This project is based on "The Complete Pandas Bootcamp 2023 - Data Science with Python," a course offered by Udemy and taught by Alexander Hagmann.
This project is focusing on Exploratory Data analysis (EDA). EDA is a crucial step in the data analysis process that involves summarizing, visualizing, and understanding the main characteristics and patterns within a dataset. The primary objectives of EDA in this project:
Data Inspection:
- Import the Datasets Summer (summer.csv), Winter (winter.csv) and dictionary (dictionary.csv) and Inspect!
Merge and Concatenate:
- Merge Summer and Winter (one row for each Medal awarded in any Olympic Games) and save the merged DataFrame in olympics.

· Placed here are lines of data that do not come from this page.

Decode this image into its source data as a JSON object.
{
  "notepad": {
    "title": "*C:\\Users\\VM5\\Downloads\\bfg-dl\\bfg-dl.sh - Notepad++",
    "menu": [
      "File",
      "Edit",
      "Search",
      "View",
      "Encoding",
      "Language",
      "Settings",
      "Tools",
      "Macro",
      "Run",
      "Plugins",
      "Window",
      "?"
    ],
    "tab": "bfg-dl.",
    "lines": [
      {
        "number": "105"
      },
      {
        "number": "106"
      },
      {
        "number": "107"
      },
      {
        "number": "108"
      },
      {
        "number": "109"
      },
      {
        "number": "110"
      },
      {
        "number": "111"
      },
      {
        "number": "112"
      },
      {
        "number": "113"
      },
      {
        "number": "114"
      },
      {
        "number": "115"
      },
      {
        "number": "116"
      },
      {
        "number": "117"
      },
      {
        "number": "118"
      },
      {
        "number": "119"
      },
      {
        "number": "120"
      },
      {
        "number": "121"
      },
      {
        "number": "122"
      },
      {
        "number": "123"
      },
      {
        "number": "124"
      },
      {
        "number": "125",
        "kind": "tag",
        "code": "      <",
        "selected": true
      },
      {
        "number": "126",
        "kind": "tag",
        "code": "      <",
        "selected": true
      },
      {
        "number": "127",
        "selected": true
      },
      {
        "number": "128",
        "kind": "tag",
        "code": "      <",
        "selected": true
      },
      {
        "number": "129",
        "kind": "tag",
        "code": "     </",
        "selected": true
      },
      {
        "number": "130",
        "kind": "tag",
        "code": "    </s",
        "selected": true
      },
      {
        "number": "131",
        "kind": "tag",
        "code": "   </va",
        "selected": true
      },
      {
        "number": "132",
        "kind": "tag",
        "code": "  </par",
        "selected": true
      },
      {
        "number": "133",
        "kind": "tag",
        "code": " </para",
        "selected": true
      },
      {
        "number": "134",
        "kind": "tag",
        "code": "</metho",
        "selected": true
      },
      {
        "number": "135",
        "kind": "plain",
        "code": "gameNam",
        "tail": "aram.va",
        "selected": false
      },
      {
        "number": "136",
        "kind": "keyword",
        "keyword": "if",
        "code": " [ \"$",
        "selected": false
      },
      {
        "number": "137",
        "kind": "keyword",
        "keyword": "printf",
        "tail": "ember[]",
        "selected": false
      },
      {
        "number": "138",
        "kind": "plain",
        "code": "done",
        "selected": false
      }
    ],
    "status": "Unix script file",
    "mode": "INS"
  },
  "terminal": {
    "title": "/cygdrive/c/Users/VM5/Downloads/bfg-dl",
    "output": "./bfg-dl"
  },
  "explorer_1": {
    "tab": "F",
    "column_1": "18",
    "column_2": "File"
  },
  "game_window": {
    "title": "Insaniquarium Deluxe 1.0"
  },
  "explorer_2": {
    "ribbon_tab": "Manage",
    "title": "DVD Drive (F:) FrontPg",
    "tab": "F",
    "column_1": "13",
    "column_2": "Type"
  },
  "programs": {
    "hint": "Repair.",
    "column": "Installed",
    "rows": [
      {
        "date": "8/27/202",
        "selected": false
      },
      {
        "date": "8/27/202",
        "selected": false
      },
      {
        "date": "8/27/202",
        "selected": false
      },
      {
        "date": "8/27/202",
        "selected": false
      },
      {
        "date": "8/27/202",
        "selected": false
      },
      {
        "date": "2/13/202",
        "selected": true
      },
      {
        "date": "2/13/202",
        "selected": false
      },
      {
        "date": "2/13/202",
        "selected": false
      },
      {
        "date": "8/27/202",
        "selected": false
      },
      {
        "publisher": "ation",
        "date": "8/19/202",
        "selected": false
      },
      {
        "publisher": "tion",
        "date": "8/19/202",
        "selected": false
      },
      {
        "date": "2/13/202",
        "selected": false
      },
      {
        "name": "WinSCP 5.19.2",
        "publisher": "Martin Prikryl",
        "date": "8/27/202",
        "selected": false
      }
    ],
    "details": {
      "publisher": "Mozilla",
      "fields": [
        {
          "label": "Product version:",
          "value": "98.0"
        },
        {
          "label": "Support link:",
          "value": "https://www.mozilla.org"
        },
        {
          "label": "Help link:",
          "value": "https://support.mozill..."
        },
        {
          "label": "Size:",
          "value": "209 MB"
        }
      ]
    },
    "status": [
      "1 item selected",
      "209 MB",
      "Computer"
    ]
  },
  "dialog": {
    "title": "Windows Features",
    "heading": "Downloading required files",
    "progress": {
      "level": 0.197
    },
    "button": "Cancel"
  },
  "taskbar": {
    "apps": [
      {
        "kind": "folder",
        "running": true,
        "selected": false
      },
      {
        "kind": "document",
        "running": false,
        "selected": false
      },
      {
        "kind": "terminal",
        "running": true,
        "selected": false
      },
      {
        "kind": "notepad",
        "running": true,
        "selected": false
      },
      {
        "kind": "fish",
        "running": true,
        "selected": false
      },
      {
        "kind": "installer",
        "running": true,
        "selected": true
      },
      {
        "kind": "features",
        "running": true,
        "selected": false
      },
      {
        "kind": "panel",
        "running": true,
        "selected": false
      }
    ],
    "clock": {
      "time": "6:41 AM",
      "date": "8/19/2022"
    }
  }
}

- An additional column (e.g. "Edition") shall indicate the Edition -> Summer or Winter.
- Add the full Country name from dictionary to olympics (e.g. France for FRA).
Data Cleaning:
- Remove Spaces from column headers in dictionary.
- For some Country Codes, there is no corresponding full Country Name available (e.g. for "URS") -> missing values in olympics. Identify these Country Codes and search the Web for the full Country Names. Replace missing values in Country column!
- Remove rows from olympics where the Country code is unknown. (Make sure you reset the Index -> RangeIndex)
- Convert the column Medal into an ordered Categorical column ("Bronze" < "Silver" < "Gold")
Exploratory Data Analysis
-
Do GDP, Population and Politics matter?:
- Create the following aggregated and merged DataFrame with Top 50 Countries (you can see an excerpt with the first 12 Countries). The Column Total_Games shows the number of Participation (as an approximation: determine the number of Editions where Countries have won at least one medal).
- Convert the absolute values in the DataFrame into ranks and save the ranks DataFrame in new variable (see screenshot). Ranks are more meaningful than absolute numbers.
-
Statistical Analysis and Hypothesis Testing with scipy: In the following work with Ranks! Check whether GDP (Standard of Living), Total_Games (Political Stability measure) and Population (Size) have an effect on Total Medals. (hint: work with spearman correlation, not with pearson correlation). In this part, we are going to test whether the factors population, GDP per capita and the number of participation influence and determine a country's success in Olympic Games with statistical significance.
-
Medals Heatmap by Gender and Edition: Create the following Seaborn Heatmap with Medal Ranks for Top 50 Countries (Total Medals, Summer Games Medals, Winter Games Medals, Men, Women).
-
Summer Games vs. Winter Games - does Geographical Location matter?: Identify Countries that are
- equally successful in Summer and Winter Games
- more successful in Summer Games
- more successful in Winter Games What could be the reasons?
- First, let's compare summer athletes to winter athletes in the same country, who got more medals. Identify countries where athletes got more medals in the Winter Games than in the Summer Games and vise verse
- Second, lets compare athletes in summer games in one country to athletes in summer games in another country. In which countries the athletes got most medals. The same do for the winter games.
- Men vs. Women - does Culture & Religion matter? : Identify Countries where
- Men and Women are equally successful
- Men are more successful
- Women are more successful What could be the reasons?
- First, compare men to women in the same country and who got more medals. Identify countries where the men got more medals compared to women and identify countries where the women got more medals compared to men in the same country.
- Second, we can compare the men in one country to the men in another country. In which countries the men got the most medals. In which countries the men got the least medals. Identify those countries. Then, we can compare the women in one country to the women in another country. In which countries the women got the most medals. In which countries the women got the least medals? Identify those countries.
- Do Traditions matter?: Create the following Seaborn Heatmap that shows the Ranks of Top 50 Countries by Sports. Identify traditional Sports / National Sports for e.g. UK and China!